Giriyordu o kılıç oğlu kılıç
O son ateş Osmanlısı
Rus tutsaklığı falan dinlemeden
Kâbeden içeri
Dönüyordu yorgun Rus askeri
Ebrehe’nin fili gibi
Titreyerek ve ürpererek
Kamp kapısının önünden gerisin geri
Babamsa okuyordu boyuna okuyordu
Fetih sûresini
Fetih sûresini
Zaten yoktur bir yenilgi sûresi
Her sûre bir bakıma bir Fetih sûresi
Her âyet bir ülkeye bedel bir erdir
Her sûre cihana bedeldir
Kur’an’sa arşın manifestosu
Reddin reddi protestosu
Her eri Hızır olan bir ordu
Başbuğların başbuğu
Öç değil öç kırandır
Sevgidir
Evrenin memesinden sevgi sağandır
…………………………………..
Çocuklukta okunmuş cenk öykülerini
Hayber kapısının zorlanmasının kelimeler arasında
Kış geceleri babaya sorulan soruların
Açıklanması anlaşılmaz eski bir kelimenin
En son anda
Gelip kurtaran Ali hayâlinin
Düldül’ün ayak tozunun
Zülfükar ipeğinin
Kafkaslar’da
Savaşta ve tutsaklıkta
Ağın balığı çekip alışı
Toplayışı gibi denizden

Alışı olurmuş
Daha ölüm gelmeden
Ölüm gibi gelen
Umutsuzluk kıranından
Korku heyheyinden
Ölüm samından
…………………………………..
Bu çölde bu uyumsuz evren tüneğinde
Er olan asker olan yalnız biziz
Bedir’in ve Kur’an’ın askerleriyiz
Armağan götürürüz kentlere
Gök armağanı Kur’an’ı
Açarız dünya önünde bu sofrayı
Kim ki Tanrı’ya dayanmamakta dayanmakta kendine
Yakarız kendisini de kentini de
Kim ki ortak olmuş yoksulun yarı ekmeğine
Kendini bir yerde bulur
Ağzını ekmekle birlikte bir başka yerde
Kim ki Tanrı kullarına bakarsa yukardan
Kartallarca inişimizi görür ansızın yukarlardan
Kim ki sesini yükseltmek ister Tanrı sesinden
Deriz, ey rüzgâr önündeki sinek, işte Basra Körfezi
Buyur yeryüzü cehennemi
Buyur gökyüzü cehennemi
Kim ki daha yukarı tutar surunu yapısını Kâbe’den
Biz bir orduyuz çatlayan yer, yarılan kaya
Fışkıran kaynar su depreminden
Bileğimizde Hayber’in döğmeleri
Yüzümüzde gülbeyaz Bedir demetleri
Saçımızdaki kına Hendek çiçekleri
Belimizde en sağlam kuşak
Mekke Fethi’nin kemeri

Şiir Notları:
Hızırla Kırk Saat (Şiirler III) - Bengisu: Âb-ı hayat, hayat suyu, can suyu, ebedî su, ölümsüzlük suyu.
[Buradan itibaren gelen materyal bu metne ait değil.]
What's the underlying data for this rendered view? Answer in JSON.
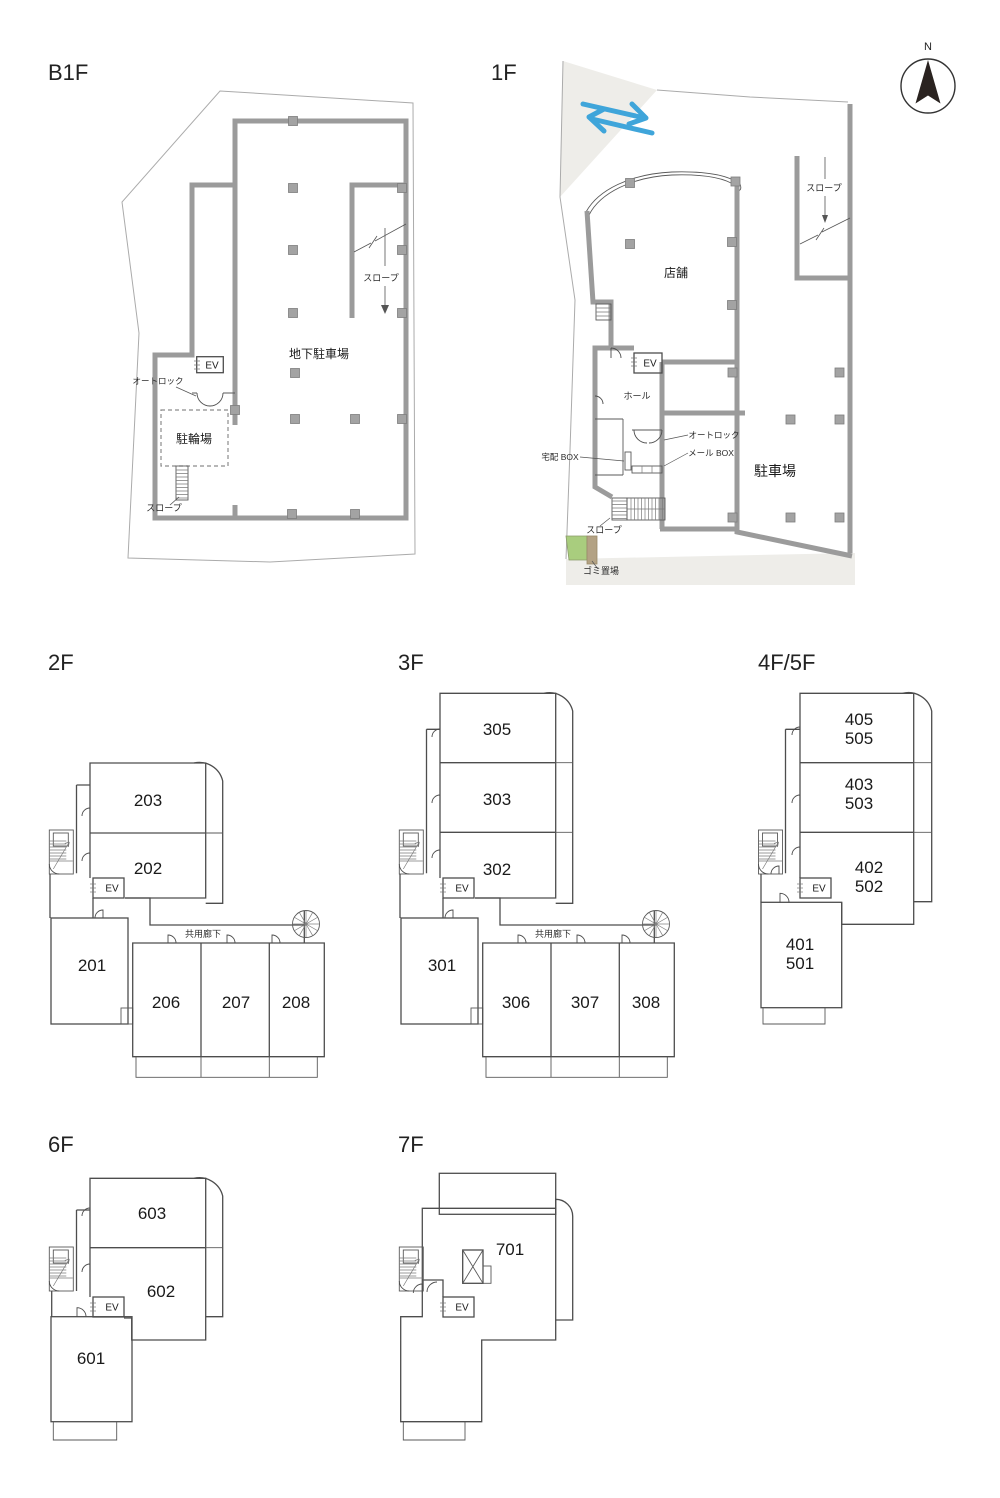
{
  "compass": {
    "north": "N"
  },
  "colors": {
    "wall": "#9b9b9b",
    "line": "#4d4d4d",
    "road": "#eeede9",
    "arrow_blue": "#3fa5da",
    "garbage_green": "#a9cd7e",
    "garbage_tan": "#b3a284"
  },
  "floors": {
    "b1f": {
      "title": "B1F",
      "parking": "地下駐車場",
      "bicycle": "駐輪場",
      "ev": "EV",
      "autolock": "オートロック",
      "slope_ramp": "スロープ",
      "slope_side": "スロープ"
    },
    "f1": {
      "title": "1F",
      "shop": "店舗",
      "parking": "駐車場",
      "hall": "ホール",
      "ev": "EV",
      "autolock": "オートロック",
      "mailbox": "メール BOX",
      "delivery_box": "宅配 BOX",
      "slope_ramp": "スロープ",
      "slope_side": "スロープ",
      "garbage": "ゴミ置場"
    },
    "f2": {
      "title": "2F",
      "ev": "EV",
      "corridor": "共用廊下",
      "r201": "201",
      "r202": "202",
      "r203": "203",
      "r206": "206",
      "r207": "207",
      "r208": "208"
    },
    "f3": {
      "title": "3F",
      "ev": "EV",
      "corridor": "共用廊下",
      "r301": "301",
      "r302": "302",
      "r303": "303",
      "r305": "305",
      "r306": "306",
      "r307": "307",
      "r308": "308"
    },
    "f45": {
      "title": "4F/5F",
      "ev": "EV",
      "r401": "401",
      "r501": "501",
      "r402": "402",
      "r502": "502",
      "r403": "403",
      "r503": "503",
      "r405": "405",
      "r505": "505"
    },
    "f6": {
      "title": "6F",
      "ev": "EV",
      "r601": "601",
      "r602": "602",
      "r603": "603"
    },
    "f7": {
      "title": "7F",
      "ev": "EV",
      "r701": "701"
    }
  }
}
Kâbe: Beytullah, Allah’ın evi. Dicle, Fırat: Mezopotamya’yı oluşturan iki büyük nehir. Nil: Mısır’ın hayat kaynağı olan Nil nehri, dünyanın en uzun ikinci nehridir. Cenk: Savaş, harp, mücadele, çekişme. Tünek: Geceleyecek yer, ev, yuva, kuş yuvası, kümes hayvanlarının üzerinde tünedikleri dal veya sırık.